İnsan hakları bildirilerinin kanunlaştırılıp yürürlüğe konduğu 21.inci asrın medeni dünyasında, Balkanlar hala kabileciliğe yer vermekte. Hala toplu kimlikler üzerinde siyaset yapılmakta. Milliyetçilik bile dar anlamda kullanılmakta. Avrupa’da ise tam tersi bir hava esmektedir. Örneğin Fransa ve Almanya bile tek devlet çatısında birleşinceye kadar refah içinde olamayacaklarını söylüyorlar. Düne kadar tarihi kan davalı iki devlet. Hatta Avrupa Birliği bile onların işbirliğine dar geliyor. Birlikteliğin getirdiği ekonomik ve sosyal refahın rahatlığının farkında iki büyük medeniyet. Beyinleri zorlayan adımlar peşindeler.
Ne yazık ki bu Balkan devletleri için düşüncelerde bile mevcud olamayacak kadar utopik.
Dünya değişiyor, insan sürekli gelişiyor. Dar bölgesel kavramlardan çıkmadıkça başarılar da elde edilemez. Tarihe bir bakın, bütün tarihi değişimler özgürlükler doğrultusunda yapılmıştır. İnsanoğlu sürekli daha özgür olup daha fazla haklara sahip olma yönünde mücadele vermiştir. En sonunda da şunu anlamıştır: bu mücadelenin başarılı olabilmesi için herkesin, kesinlikle ayırım yapmadan herkesin haklarını savunmakla kendisinin de sonsuz haklara sahip olabileceğini.
Bunu Balkan halkları ne zaman anlayacaklar?
Sıcak kanlı, herkesle muhabbeti seven, farklı kültürlere açık olan Balkan insanına ne oluyor da siyasi görüşlerini belirlerken aynı duyarlılığı gösteremiyor? Kendi milli hakları savunulduğunda neden bir başka komşu milletin özgürlüklerini kısıtlama taraftarı olunuyor? Kabile veya halk topluluklardan değil, ‘insan’dan ve onun ihtiyacı olan bireysel haklardan ne zaman bahsedilmeye başlanacak Balkanlarda?

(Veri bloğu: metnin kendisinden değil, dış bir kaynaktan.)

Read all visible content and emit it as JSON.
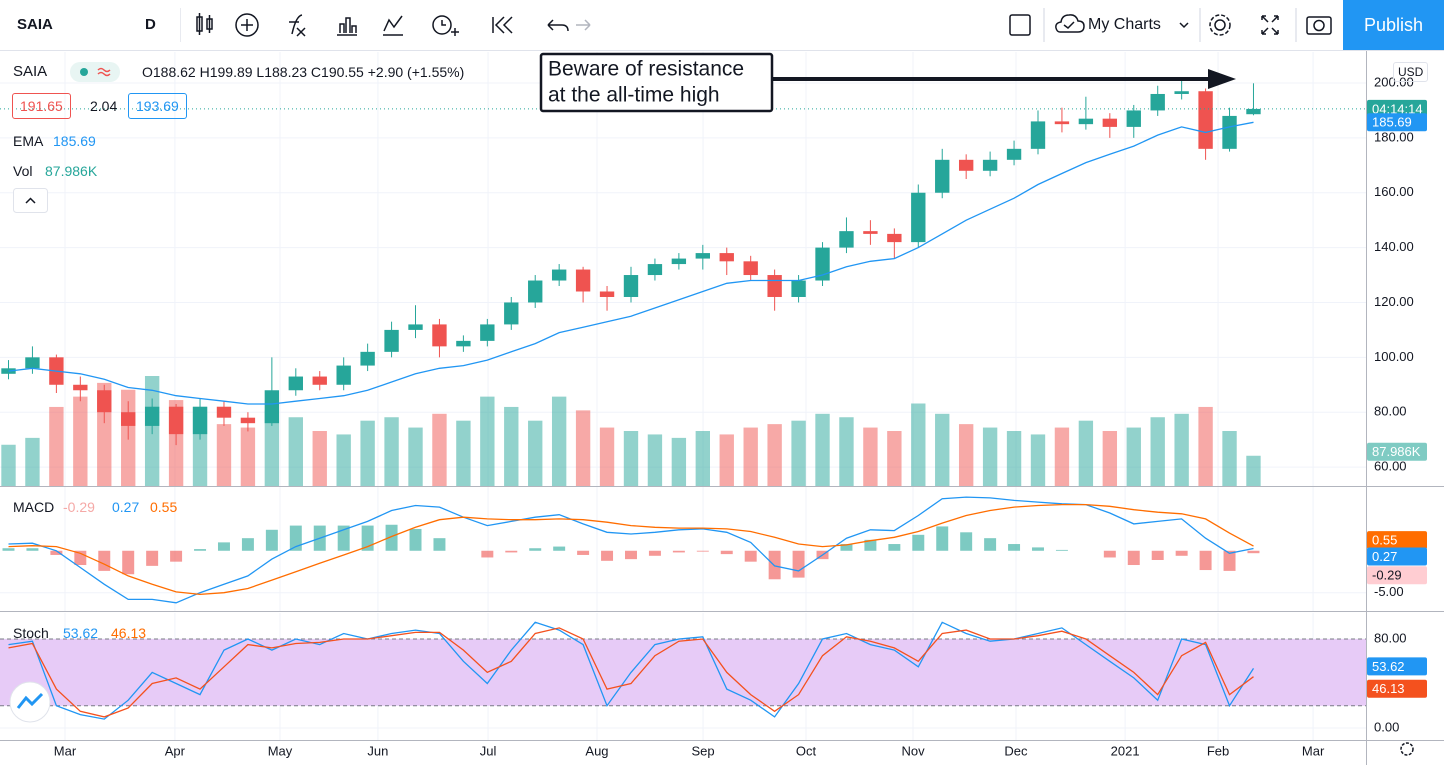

Bu sorulara cevap bulunuyor mu? Yoksa hala kendimizi, komşumuzu, ailemizi ve yaşam biçimimizi sorgulamayacak mıyız? Hala herşeyin yolunda olduğunu mu söyleyeceğiz? Hala dünyadan kopup Balkan denen bu adada kapalı mı kalacağız?
Biz bu yarışta insanı evrensel değerler çerçevesinde değerlendiren ve ona huzurlu ve içiyle-dışıyla barışık özgürlükler kazandırabilecek nesiller yetiştirmekle elde edebiliriz. Yeni nesillerimizin daha fazla soru soran, sürekli araştıran, doğruların peşinde koşan bireylerden oluşmasını sağlamalıyız. Çünkü insana ancak insan önem verir. Bu yüzden yeni nesillerimize araştırma ruhu kazandırırsak ancak, insana daha fazla önem vereceğini ümit etmeliyiz.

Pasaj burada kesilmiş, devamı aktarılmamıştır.